DETAILED DESCRIPTION OF THE PREFERRED EMBODIMENTS
[0015] An illustrative embodiment of the disclosed invention shown
in FIG. 1 takes as input two sequences of images (such as frames
from a video) depicted as a top sequence of images [1] and a bottom
sequence of images [2]. The figure shows the same pixel location
[3] in both sequences of images is mapped to the same spot in the
vector representation [4], which is then used by the system [5] to
produce a final decision [6] about the similarity of the two
sequences.
[0016] The current invention includes methods that use any linear
or non-linear combination of the pixel values in the frames
composing each sequence to create the representative vectors [4]
described above, but here we discuss a particular method for
computing the feature vectors, favored for its efficiency and
robustness.
[0017] Given two or more image sequences, the first step is to
compute a representative vector from each sequence as depicted in
FIG. 1 [4], which will later be used to computing the difference
[5] between each image sequence. Many functions are applicable for
mapping the image sequence to this vector, such as the results of
spatial filters or convolutions of the full image (e.g., Gaussian,
Laplacian, sine, Lancoz, etc.), the application of linear
dimensionality reduction algorithms (k-means clustering, Principal
Component Analysis, Singular Value Decomposition, or other matrix
factorization techniques), as well as non-linear combinations
including the application of gamma correction and more general
image tone mapping operators and non-linear dimensionality
reduction methods such as Isomap or Locally Linear Embedding.
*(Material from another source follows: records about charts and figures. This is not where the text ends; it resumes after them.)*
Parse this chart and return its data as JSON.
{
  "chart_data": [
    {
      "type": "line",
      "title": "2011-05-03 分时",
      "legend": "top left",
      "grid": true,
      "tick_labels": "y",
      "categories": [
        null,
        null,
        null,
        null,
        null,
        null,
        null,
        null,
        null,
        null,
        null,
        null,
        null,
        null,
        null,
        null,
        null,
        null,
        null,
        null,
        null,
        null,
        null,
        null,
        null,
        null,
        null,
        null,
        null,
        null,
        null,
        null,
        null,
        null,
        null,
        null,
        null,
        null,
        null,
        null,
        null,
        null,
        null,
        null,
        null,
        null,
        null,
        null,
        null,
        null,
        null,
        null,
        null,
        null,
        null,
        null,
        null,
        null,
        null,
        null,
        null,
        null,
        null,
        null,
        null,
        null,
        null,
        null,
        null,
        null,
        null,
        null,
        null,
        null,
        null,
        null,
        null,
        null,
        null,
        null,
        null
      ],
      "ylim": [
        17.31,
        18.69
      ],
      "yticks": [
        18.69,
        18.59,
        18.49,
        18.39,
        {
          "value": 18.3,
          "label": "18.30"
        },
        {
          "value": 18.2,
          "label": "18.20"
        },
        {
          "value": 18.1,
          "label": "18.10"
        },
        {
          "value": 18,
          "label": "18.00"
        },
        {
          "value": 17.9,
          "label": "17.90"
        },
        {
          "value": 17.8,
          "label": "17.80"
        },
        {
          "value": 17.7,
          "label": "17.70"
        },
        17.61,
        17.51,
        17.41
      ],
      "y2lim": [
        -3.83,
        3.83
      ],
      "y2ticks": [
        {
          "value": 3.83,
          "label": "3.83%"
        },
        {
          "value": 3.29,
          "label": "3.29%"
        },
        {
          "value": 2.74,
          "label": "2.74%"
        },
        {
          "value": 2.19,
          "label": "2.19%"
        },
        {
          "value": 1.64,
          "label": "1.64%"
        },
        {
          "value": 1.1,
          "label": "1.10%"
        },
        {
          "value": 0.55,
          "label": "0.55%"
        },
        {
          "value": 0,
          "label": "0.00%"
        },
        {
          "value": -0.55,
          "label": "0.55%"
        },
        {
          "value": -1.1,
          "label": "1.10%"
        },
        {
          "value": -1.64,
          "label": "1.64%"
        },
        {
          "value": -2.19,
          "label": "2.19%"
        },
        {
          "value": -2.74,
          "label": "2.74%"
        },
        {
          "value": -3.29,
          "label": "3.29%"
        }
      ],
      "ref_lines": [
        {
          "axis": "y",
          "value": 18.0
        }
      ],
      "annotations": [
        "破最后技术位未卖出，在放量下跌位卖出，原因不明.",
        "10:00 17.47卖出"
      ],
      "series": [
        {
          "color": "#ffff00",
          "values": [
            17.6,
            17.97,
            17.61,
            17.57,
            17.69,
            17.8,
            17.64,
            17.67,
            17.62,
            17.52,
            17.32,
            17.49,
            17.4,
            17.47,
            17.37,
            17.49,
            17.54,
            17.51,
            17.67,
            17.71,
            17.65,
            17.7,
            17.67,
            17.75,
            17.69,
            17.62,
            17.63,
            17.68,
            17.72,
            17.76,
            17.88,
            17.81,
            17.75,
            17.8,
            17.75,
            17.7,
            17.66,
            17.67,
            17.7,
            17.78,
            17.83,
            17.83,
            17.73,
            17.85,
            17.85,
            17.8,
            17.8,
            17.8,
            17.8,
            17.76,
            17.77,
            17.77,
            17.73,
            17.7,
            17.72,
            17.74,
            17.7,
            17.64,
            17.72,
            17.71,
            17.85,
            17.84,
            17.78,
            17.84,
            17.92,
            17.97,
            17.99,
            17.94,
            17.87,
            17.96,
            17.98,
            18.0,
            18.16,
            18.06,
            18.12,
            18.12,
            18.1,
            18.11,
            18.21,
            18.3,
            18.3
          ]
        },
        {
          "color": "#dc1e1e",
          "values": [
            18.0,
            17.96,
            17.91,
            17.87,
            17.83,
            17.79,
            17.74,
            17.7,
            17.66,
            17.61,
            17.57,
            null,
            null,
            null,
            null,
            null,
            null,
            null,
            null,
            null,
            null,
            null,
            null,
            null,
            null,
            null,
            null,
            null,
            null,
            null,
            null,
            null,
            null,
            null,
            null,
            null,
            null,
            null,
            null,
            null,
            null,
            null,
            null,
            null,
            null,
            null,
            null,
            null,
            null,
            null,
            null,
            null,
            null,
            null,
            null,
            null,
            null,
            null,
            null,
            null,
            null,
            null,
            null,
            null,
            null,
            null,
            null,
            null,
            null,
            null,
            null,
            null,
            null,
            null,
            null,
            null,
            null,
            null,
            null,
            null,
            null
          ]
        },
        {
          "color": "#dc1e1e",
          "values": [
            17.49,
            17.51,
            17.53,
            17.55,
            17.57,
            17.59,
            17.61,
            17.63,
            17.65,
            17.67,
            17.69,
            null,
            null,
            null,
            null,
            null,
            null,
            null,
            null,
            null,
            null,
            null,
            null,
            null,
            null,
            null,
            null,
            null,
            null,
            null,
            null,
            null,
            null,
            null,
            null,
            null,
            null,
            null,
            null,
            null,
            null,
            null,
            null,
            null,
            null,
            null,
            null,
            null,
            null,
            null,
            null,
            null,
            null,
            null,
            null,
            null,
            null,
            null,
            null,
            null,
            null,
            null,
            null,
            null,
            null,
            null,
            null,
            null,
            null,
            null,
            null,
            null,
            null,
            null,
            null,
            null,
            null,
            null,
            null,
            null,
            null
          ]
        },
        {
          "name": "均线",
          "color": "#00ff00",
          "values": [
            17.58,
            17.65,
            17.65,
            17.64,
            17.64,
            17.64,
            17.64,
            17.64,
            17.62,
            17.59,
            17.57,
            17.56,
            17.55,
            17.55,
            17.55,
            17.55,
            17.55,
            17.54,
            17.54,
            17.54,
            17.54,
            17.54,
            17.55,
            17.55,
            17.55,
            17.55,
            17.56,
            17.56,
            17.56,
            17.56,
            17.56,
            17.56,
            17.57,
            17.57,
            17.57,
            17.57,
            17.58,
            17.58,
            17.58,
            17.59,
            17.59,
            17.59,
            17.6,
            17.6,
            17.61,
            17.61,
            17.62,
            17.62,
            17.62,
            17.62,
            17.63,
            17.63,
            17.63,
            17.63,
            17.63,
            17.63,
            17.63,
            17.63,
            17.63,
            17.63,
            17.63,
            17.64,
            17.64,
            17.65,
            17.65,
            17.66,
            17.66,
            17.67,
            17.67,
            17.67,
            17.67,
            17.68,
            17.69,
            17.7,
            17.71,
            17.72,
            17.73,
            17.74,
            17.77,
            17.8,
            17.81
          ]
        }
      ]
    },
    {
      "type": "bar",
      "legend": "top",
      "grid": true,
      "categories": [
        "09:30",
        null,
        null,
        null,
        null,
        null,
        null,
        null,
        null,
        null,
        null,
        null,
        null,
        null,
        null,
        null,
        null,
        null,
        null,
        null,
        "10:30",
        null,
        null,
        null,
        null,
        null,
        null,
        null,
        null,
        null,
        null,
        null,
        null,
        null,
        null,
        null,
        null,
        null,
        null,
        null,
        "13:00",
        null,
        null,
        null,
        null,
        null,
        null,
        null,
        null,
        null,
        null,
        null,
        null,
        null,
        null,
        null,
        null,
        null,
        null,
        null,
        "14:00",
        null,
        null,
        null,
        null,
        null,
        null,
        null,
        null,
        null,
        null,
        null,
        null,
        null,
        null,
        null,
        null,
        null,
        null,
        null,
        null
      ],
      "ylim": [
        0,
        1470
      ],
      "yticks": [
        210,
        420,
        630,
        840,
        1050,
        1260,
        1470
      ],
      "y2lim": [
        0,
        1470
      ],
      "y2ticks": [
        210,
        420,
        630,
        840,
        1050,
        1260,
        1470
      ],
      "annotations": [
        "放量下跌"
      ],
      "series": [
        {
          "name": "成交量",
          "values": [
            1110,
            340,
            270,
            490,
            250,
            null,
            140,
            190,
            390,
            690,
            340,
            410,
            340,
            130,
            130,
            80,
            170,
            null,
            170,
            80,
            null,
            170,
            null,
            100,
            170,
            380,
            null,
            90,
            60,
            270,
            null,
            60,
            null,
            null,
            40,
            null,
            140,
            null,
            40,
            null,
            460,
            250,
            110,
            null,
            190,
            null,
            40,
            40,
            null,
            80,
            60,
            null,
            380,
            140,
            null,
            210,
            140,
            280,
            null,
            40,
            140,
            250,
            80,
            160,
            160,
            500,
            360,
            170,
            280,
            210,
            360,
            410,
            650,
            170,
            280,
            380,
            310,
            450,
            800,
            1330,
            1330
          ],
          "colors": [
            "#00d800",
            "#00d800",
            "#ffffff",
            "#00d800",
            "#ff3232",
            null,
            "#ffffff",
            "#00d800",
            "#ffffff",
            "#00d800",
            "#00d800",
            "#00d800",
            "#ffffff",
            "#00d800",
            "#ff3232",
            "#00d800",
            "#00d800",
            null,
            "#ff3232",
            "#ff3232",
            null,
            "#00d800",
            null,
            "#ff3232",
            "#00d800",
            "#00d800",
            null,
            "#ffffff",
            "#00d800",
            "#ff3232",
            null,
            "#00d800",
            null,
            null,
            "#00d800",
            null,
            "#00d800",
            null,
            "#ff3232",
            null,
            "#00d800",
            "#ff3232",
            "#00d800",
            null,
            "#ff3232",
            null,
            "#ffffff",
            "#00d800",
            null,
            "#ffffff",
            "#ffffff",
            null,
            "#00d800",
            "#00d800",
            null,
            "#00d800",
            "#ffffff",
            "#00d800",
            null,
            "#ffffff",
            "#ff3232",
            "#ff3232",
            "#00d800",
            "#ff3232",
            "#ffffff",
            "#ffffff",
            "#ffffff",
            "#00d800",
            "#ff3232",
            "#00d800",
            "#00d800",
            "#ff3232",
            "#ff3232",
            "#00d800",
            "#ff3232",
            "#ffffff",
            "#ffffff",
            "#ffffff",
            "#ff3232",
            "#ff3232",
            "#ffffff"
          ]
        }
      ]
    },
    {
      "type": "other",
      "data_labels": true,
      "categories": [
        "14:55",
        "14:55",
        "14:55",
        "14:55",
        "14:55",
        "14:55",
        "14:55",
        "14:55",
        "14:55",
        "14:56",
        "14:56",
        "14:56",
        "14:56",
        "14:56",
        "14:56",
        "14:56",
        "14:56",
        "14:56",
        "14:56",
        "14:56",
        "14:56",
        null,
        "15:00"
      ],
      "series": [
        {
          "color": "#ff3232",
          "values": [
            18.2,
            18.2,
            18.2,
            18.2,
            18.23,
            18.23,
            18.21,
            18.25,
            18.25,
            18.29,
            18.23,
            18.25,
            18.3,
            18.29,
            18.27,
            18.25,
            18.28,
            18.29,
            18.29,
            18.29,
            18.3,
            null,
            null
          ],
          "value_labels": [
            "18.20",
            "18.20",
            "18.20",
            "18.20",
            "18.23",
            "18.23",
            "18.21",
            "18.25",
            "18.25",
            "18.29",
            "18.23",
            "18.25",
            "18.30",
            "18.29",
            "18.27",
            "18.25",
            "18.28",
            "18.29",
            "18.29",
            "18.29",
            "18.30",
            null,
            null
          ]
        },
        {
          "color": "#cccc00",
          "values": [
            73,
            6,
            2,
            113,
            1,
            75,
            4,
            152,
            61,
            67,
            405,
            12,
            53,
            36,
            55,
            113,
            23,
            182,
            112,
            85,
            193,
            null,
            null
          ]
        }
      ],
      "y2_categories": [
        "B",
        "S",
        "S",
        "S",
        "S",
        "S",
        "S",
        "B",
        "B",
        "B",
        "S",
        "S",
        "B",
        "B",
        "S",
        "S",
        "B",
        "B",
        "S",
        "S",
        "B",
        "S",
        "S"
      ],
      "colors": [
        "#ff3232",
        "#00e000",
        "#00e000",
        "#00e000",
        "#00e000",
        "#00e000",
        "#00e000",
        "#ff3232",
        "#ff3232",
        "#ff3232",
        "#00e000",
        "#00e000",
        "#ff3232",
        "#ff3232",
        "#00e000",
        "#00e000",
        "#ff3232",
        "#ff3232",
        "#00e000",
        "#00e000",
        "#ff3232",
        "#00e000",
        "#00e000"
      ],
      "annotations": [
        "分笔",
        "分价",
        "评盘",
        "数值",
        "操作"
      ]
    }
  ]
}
[0018] In the preferred embodiment, each image sequence is first
denoised using a standard approach such as convolving the color
channels with a small Gaussian kernel, and then the resulting
pixels are serialized directly into a representative vector. We
note that denoising significantly increases robustness by reducing
the effect of camera noise and small transient image features
irrelevant to the broader image sequence similarity. The distance
between these resulting vectors is computed using the normalized
cross correlation (NCC) function. In this case, a value close to
one would indicate a high degree of positive correlation and one
would conclude that the two sequences are similar. On the other
hand, if the NCC is closer to zero or negative one, this would
indicate that the two image sequences are dissimilar.
[0019] A typical 30 second 1,920.times.1,080 video contains over
1.8 billion individual pixels, and performing computations on this
intractable workload directly would result in an inefficient
technique. Instead, in the preferred embodiment we compute the
representative vector based on only a subset of the pixels in the
input image sequences. Selection of the pixel subset is another
contribution of the present invention.
[0020] One approach is to use a fixed pattern of pixel locations as
shown in FIG. 3(a). Another approach is to use a fixed pattern that
under-samples some regions of the raster grid in favor of others,
such as those expected to contain a greater amount of information
that will aid the process of determining the degree of similarity
between the two sequences. The pattern in FIG. 3(b) is an example
of one such pattern. In this case, the fixed subset of pixels
favors locations near the center of the raster grid. Another
approach is to choose a subset of pixels that depends on the set of
input image sequences. This includes incorporating standard
theoretical measures of information content, such as variance or
entropy, in the process used to choose the pixel subset. FIG. 3(c)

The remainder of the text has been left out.